If you are looking to a company liquidation of a business of which you are a director you may be concerned as to whether it will affect you personally and more specifically your credit rating.
Whilst we’d like to give you a definitive answer to the fact is that we can say for definite ‘it depends!’
The first place to start is the act of liquidation itself. Remember that liquidation happens to a company and not the individual directors so in many ways it is isolated from your personal credit history.
Your credit history is a listing of all the financial dealings that you’ve had personally and in general, won’t include any debts or legal judgements that attach to a company you are a director of. By extension, this also means that your family won’t be affected. Of course, as with most things in life, reality can be a little more complex.
It’s important to bear in mind that liquidation – the act of actually winding down the company and formally ending its life – is completely different from going into administration or agreeing on a Creditors Voluntary Arrangement. In fact, a liquidation can happen to a company just because it has reached the end of its life and not necessarily because it has found itself in financial difficulties.
An example of this would be a business that has sold off any trademarks or Intellectual property, has no assets or liabilities and no staff save for the directors. In this case, it makes sense to liquidate the company and have it removed from the Companies House register to avoid the administrative tasks that naturally go with a limited company.
In this case, the directors probably won’t have any guarantees active and in any case, as there are no liabilities outstanding they won’t be acted upon. By the same token if there are no upset creditors then there is likely to be little in the way of investigation as to conduct and hence no likelihood of an adverse finding against an individual. Consequently, there will be little or no impact on any single person’s credit rating.
The opposite can certainly be true if a company goes into liquidation due to creditor action.
Often as part of the normal process of raising money, agreeing on an overdraft or taking on leases, directors will give personal guarantees and this is where it can get a bit tricky.
A personal guarantee means that if the business can’t pay its debts then the creditor can legally call on the person granting the guarantee to make good their loss. Admittedly this is not necessarily a problem where the debt is small or a director is a wealthy person but it is a regular occurrence that the finances of director’s mirror that of their company and it can prove difficult to pay back money that will allow a guarantee to be released.
If the director can’t pay then the creditor can take legal action and in this instance, the credit history of the director will certainly receive a black mark, something that should be avoided if at all possible.
Even if no guarantees exist it is also true to say that many directors run overdrawn director’s loan accounts with their companies, often in anticipation of future dividends.
In the good times this isn’t a problem but when a company goes into liquidation the loan account is an asset that the insolvency practitioner will expect to be repaid. Again, as with guarantees, this is no issue where the director has the personal resources to make good the shortfall but where they fail to pay, either willfully or because they simply can’t raise the cash then the practitioner may choose to take legal action to recover the debt.

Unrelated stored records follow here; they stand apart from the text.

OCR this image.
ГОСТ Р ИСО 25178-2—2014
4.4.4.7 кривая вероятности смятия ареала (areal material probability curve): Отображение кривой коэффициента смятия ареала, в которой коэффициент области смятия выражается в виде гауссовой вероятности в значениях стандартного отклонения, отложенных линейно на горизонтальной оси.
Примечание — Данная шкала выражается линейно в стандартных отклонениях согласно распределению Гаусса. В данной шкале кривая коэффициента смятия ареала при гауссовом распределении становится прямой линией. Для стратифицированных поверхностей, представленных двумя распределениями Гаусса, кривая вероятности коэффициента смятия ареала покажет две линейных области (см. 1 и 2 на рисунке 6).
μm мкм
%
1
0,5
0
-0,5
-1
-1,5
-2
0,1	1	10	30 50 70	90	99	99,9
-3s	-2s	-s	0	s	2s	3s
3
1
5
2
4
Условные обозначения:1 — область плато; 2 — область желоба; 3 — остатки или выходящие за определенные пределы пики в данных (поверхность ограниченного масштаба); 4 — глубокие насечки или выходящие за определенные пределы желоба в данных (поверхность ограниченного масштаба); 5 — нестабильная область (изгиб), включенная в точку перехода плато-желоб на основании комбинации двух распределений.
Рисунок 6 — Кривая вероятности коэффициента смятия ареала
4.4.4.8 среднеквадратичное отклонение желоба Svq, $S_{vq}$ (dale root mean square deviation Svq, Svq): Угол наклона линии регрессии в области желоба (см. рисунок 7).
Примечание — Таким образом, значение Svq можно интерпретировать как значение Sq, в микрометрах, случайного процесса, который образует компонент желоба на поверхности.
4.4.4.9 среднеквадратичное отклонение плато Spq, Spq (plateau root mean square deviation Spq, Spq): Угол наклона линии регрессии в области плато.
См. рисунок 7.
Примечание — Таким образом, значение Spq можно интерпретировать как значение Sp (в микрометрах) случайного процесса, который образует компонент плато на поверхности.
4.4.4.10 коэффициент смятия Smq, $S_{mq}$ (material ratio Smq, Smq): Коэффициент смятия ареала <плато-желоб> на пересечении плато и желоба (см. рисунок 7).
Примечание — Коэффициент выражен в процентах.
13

In these cases, it’s clear that a liquidation, or more accurately the results of the liquidation can most definitely affect the director’s personal credit history and this can be a lasting effect of the unfortunate demise of the company.
As we can see there are some situations where liquidation may result in an entry in a personal credit file. In some cases, this won’t hinder the director, especially where the credit required is fairly minimal such as when buying a mobile phone. In other cases, it can prove a major blocker to arranging a mortgage or loan.
As we saw in our earlier case of the business that goes into liquidation without owing any debts, it is unlikely that there will be any official effect, however, there may be more ‘unofficial’ credit issues.
When arranging personal type credit it is highly unlikely that the lender would consider any information from sources such as Companies House however for directors that want to buy, finance or start another company there may be issues.
In these situations, lenders will likely do a background check on the business history of the applicant and in these instances, they will take into account any failed businesses in the recent past.
Directors will need to make sure they have a convincing and ideally evidenced case to show why the liquidation of a business wasn’t due to negligence or poor management.
As we can see whilst the received wisdom may be that directors of limited companies are shielded from any personal legacy of liquidations, in real life, there are a number of practical issues that may prove to be stumbling blocks.
If you are a director of a company that is considering its position then you need to make sure that you get experienced and qualified advice early on to ensure that a liquidation won’t affect your personal credit history.